Между тем Пётр, не получая ответа от Нечаева, послал снова требование выдать Шакловитого со всеми сообщниками и приказывал служилым иноземцам прибыть к нему к Троице. Генерал Гордон, начальник иноземцев, по поводу этого царского приказания обратился к заведывавшему иноземным приказом, князю Василью Васильевичу Голицыну. «Я доложу об этом старшему царю», – сказал Голицын Гордону. Но Гордон не счёл нужным ждать доклада, – он понимал, что Голицын только тянет время, выжидая, не обратятся ли обстоятельства к пользе Софьи.
По приезде ж помянутой князь Прозоровской к Москве, учиня рапорт царю Иоанну Алексеевичу, которой был в его, Прозоровского, руках и воле, начал и он, Прозоровской, стараться, дабы Щегловитова царевна София выдала, и сама ж также ретировалась в монастырь.
26 августа [1689] вечером она опять ходила молиться в Новодевичий монастырь, оставалась там всю ночь и воротилась в Москву за час до света. Все эти благочестивыя ночныя бдения совершались однакож с тою целью, чтобы свободнее вести переговоры с стрельцами, ибо стрельцы всегда непременно сопровождали царскую особу, особенно в ночных выходах.
С Софьей обещано поступить «нечестно»
Возвращаясь к начатому, скажу, что две тётки и сестра царевны направились в Троицу, чтобы примирить своего племянника с племянницей. Когда они прибыли в место, служившее царю убежищем, то просили его не верить слухам, что напугали его [напрасно]. Они уверяли его, что он не разобрался в этом деле, что злонамеренно захотели поссорить брата с сестрой, и что можно безопасно вернуться в Москву. Пётр дал понять этим дамам, что его страх не был напрасным, что действительно хотели убить его мать, жену, дядьев и его самого, и назвал столько обстоятельств покушения, что его тётки не смогли опровергнуть сам факт. Тогда эти царевны принялись плакать, уверяя, что они вовсе не были причастны к этому ужасному заговору, и решили не возвращаться более в Москву, а остаться жить или умереть с ним.

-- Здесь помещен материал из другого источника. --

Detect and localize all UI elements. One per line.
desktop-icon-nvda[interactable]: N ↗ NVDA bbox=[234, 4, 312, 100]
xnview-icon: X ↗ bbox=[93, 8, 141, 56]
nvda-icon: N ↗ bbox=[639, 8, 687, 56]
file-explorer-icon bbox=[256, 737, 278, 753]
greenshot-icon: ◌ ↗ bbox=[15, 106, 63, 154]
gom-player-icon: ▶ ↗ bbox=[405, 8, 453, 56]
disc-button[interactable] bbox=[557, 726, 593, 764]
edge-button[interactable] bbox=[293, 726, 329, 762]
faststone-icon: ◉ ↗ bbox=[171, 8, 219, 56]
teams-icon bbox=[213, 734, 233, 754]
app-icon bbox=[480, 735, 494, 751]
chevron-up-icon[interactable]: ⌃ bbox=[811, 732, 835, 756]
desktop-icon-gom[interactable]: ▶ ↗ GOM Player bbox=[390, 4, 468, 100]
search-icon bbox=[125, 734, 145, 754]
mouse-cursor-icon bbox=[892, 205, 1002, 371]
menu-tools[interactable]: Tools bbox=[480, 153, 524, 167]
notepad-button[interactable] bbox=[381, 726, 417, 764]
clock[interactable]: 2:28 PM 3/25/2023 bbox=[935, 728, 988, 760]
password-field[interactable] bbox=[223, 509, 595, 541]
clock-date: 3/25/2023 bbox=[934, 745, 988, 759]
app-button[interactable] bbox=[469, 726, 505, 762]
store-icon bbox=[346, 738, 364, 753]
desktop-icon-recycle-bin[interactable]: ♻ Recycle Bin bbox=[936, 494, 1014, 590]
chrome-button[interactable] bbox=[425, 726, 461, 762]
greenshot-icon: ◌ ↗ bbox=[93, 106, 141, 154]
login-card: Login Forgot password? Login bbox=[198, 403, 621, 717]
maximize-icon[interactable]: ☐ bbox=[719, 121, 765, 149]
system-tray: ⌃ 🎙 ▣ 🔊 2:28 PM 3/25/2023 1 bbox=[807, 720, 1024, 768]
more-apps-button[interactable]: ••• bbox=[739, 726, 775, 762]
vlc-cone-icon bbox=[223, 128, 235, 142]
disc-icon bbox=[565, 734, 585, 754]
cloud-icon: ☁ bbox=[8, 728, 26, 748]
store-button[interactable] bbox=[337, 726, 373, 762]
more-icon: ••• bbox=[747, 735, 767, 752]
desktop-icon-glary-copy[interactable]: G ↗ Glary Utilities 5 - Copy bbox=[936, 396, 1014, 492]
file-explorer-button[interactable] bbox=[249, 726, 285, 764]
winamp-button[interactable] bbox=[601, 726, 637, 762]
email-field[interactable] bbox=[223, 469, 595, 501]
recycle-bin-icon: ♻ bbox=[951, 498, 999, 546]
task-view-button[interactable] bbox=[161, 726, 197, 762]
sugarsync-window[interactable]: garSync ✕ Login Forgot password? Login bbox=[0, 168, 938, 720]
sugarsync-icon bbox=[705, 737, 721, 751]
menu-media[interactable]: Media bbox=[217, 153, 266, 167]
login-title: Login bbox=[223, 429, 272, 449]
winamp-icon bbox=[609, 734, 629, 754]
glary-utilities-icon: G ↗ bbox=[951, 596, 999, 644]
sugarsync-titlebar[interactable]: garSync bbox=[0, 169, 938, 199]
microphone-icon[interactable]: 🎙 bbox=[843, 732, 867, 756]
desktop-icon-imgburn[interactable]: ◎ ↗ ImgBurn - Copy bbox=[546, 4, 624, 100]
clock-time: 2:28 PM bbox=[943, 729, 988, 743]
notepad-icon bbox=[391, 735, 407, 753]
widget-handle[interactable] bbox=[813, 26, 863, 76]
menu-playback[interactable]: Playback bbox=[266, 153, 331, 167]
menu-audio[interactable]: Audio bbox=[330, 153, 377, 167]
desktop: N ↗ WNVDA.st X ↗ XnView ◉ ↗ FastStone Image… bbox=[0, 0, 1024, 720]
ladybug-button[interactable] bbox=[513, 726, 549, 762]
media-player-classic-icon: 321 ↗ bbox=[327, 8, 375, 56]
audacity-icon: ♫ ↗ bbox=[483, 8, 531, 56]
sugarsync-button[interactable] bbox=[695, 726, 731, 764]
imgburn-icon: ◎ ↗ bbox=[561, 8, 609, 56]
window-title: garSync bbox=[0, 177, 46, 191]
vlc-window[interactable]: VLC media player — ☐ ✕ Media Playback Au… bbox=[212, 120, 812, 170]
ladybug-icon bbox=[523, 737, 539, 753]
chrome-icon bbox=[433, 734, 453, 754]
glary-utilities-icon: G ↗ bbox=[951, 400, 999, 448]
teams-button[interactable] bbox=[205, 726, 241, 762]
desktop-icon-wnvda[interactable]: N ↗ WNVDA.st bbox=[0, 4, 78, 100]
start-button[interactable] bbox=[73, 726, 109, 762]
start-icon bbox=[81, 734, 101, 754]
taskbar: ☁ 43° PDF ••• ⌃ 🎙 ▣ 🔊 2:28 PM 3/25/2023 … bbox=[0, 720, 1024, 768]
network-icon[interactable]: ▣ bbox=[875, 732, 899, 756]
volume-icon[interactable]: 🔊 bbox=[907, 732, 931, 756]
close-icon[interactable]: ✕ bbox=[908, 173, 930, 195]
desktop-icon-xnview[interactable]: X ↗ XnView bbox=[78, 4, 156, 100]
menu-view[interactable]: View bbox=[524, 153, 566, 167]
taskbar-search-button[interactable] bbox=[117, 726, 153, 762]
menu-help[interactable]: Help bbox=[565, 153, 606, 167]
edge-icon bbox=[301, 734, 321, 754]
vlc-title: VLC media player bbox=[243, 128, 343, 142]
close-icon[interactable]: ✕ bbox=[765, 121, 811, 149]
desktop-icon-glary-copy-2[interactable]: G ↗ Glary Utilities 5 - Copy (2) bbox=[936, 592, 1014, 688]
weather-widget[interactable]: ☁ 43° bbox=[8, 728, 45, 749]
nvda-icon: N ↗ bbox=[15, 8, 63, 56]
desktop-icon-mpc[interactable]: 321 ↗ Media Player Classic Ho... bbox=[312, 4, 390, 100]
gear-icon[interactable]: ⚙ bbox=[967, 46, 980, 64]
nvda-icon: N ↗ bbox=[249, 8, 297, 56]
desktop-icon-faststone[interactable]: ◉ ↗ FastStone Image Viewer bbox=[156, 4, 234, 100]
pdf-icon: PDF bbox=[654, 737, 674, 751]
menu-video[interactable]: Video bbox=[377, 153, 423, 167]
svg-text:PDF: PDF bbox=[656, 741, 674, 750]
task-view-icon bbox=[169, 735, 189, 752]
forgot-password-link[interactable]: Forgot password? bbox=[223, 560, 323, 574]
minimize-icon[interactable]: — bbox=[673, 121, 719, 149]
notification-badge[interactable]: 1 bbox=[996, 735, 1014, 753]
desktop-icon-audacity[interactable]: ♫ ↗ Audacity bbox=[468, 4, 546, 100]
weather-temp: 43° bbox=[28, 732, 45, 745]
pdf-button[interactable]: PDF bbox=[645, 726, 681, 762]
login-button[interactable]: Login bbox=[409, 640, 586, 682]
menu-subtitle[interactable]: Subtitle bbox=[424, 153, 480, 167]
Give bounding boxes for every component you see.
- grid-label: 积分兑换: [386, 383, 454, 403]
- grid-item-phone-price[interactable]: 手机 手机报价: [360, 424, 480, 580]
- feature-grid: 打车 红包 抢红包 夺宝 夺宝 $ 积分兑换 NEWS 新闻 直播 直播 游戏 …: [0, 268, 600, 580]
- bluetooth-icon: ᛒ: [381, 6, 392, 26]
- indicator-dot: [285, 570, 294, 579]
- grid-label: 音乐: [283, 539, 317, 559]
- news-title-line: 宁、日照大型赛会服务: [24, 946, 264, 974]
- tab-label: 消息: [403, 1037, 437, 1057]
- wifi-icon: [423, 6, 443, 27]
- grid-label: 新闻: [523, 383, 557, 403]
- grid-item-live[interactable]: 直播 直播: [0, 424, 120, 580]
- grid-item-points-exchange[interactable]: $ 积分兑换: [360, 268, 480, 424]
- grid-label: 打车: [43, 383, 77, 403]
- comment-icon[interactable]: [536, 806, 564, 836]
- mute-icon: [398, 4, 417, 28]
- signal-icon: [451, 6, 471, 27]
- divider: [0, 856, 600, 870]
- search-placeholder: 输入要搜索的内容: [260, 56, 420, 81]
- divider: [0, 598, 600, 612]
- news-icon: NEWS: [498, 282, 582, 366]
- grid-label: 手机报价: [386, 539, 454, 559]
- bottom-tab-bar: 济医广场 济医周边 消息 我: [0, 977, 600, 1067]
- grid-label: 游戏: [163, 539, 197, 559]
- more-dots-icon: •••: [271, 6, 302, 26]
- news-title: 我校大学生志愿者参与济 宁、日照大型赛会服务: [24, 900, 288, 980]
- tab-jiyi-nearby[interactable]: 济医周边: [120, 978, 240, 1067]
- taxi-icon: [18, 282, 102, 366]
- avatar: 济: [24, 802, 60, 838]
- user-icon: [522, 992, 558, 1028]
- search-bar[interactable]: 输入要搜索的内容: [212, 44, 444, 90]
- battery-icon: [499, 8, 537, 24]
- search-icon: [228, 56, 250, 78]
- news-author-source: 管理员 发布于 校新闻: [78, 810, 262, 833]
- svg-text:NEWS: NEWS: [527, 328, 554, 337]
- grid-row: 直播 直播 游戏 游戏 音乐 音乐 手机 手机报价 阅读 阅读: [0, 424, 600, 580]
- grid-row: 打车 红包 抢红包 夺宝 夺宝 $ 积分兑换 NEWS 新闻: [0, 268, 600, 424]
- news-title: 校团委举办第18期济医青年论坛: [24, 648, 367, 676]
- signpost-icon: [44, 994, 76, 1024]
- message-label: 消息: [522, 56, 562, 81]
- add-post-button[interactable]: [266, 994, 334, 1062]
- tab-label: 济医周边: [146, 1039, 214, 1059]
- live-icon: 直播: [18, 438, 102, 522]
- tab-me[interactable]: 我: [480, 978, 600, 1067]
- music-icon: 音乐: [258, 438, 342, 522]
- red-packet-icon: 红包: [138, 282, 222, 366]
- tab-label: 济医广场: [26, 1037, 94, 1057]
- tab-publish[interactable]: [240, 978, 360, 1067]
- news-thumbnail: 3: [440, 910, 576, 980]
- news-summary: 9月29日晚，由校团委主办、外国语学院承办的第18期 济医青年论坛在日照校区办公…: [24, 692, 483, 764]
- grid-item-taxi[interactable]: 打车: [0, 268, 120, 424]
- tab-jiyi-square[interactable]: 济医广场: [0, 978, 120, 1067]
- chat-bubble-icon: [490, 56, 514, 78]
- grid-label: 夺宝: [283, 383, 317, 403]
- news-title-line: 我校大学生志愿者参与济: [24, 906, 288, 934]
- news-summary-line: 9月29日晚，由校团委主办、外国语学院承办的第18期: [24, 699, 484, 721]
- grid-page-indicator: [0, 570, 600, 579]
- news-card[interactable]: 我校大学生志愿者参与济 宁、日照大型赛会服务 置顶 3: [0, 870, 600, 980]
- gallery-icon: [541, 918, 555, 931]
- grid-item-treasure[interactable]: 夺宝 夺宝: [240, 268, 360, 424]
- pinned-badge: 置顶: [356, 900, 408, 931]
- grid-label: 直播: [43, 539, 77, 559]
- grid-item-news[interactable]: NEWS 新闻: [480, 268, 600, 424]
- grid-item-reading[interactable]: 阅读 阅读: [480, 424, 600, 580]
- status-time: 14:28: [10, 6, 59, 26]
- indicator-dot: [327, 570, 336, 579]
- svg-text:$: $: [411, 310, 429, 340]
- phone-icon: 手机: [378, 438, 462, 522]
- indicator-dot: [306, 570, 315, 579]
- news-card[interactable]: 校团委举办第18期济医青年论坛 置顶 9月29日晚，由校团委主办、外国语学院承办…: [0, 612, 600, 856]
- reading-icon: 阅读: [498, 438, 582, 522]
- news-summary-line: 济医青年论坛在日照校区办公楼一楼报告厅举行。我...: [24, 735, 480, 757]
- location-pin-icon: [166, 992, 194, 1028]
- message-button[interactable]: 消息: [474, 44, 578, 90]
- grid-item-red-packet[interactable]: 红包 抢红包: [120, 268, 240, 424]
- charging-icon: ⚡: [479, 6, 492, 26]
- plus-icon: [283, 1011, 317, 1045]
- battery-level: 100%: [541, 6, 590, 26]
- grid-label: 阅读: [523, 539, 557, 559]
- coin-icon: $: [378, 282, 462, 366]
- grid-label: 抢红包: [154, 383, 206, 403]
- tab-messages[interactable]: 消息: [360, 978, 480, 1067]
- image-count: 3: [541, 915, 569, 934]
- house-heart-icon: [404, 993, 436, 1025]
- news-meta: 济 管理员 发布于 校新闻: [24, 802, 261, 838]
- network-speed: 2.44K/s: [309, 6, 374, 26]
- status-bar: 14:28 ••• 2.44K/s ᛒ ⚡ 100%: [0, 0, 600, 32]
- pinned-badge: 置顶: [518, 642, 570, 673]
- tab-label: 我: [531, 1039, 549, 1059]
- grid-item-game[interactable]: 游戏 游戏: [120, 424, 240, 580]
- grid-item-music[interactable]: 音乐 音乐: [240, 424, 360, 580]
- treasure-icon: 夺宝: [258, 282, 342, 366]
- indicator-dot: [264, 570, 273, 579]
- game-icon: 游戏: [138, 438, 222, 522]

Софья вынуждена была сделать новую попытку примирения – отправить к брату патриарха. Может быть, с ним же, если не раньше, поехала и царевна Татьяна Михайловна. Приехав в Троицкий монастырь, патриарх остался там совсем, чем нанёс Софье новую тяжёлую рану. Попытки сманить стрельцов Сухарева полка остались тоже безплодными. С каждым днём почва из под ног царевны ускользала всё более и более.
Между тем, как Цари указали исключить, из своего титула, имя Царевны правительницы, София слёзно просила патриарха: ходатайствовать за неё у юных Царей; но просьба ея была отвергнута. – Правительницу обвинили: 1.) что она домогалась престола, и для того посылала к вселенским патртархам, просить у них грамат на право носить корону, и поминать её в церквах вместе с братьями, о чём Голицын имел переговоры с архимандритом из афонския горы, Исайею; 2.) посягала на жизнь юнаго Петра, Царицу Наталию и всего царскаго рода.
Ещё забыл упомянуть, что царевна Татьяна Михайловна, тётка царя Петра Алексеевича, также в Троицкой монастырь пришла и была во всю ту бытность. И так, по приезде патриарха Иоакима и бояр и всех знатных уже двор царя Петра Алексеевича пришёл в силу, и тем начало отнято правлению царевны Софии, и осталось в руках царя Петра Алексеевича и матери его, царицы Натальи Кирилловны.
Софья, видя, что борьба с Петром неравна, устроить с ним мировую через других не удаётся, сама поехала к Петру…
Но могучая энерия этой замечательной женщины была уже надломлена. Много и часто молилась она в эти недели, полныя тревоги; но на этот раз царевна чувствовала особую потребность в поддержке свыше. Что-то ждёт её там, среди озлобленных врагов?.. За два часа до вечера она отслужила напутственный молебен в Успенском соборе, обошла другия кремлёвски святыни: собор Архангельский, Вознееснский и Чудов монастыри; побывала на Троицком подворье и в церкви Вознесенья, что на Никитской. Отсюда, с чудотворной иконой Казанской Божией Матери, она зашла ещё вознести свою последнюю молитву в Казанский собор и только тогда двинулась в путь.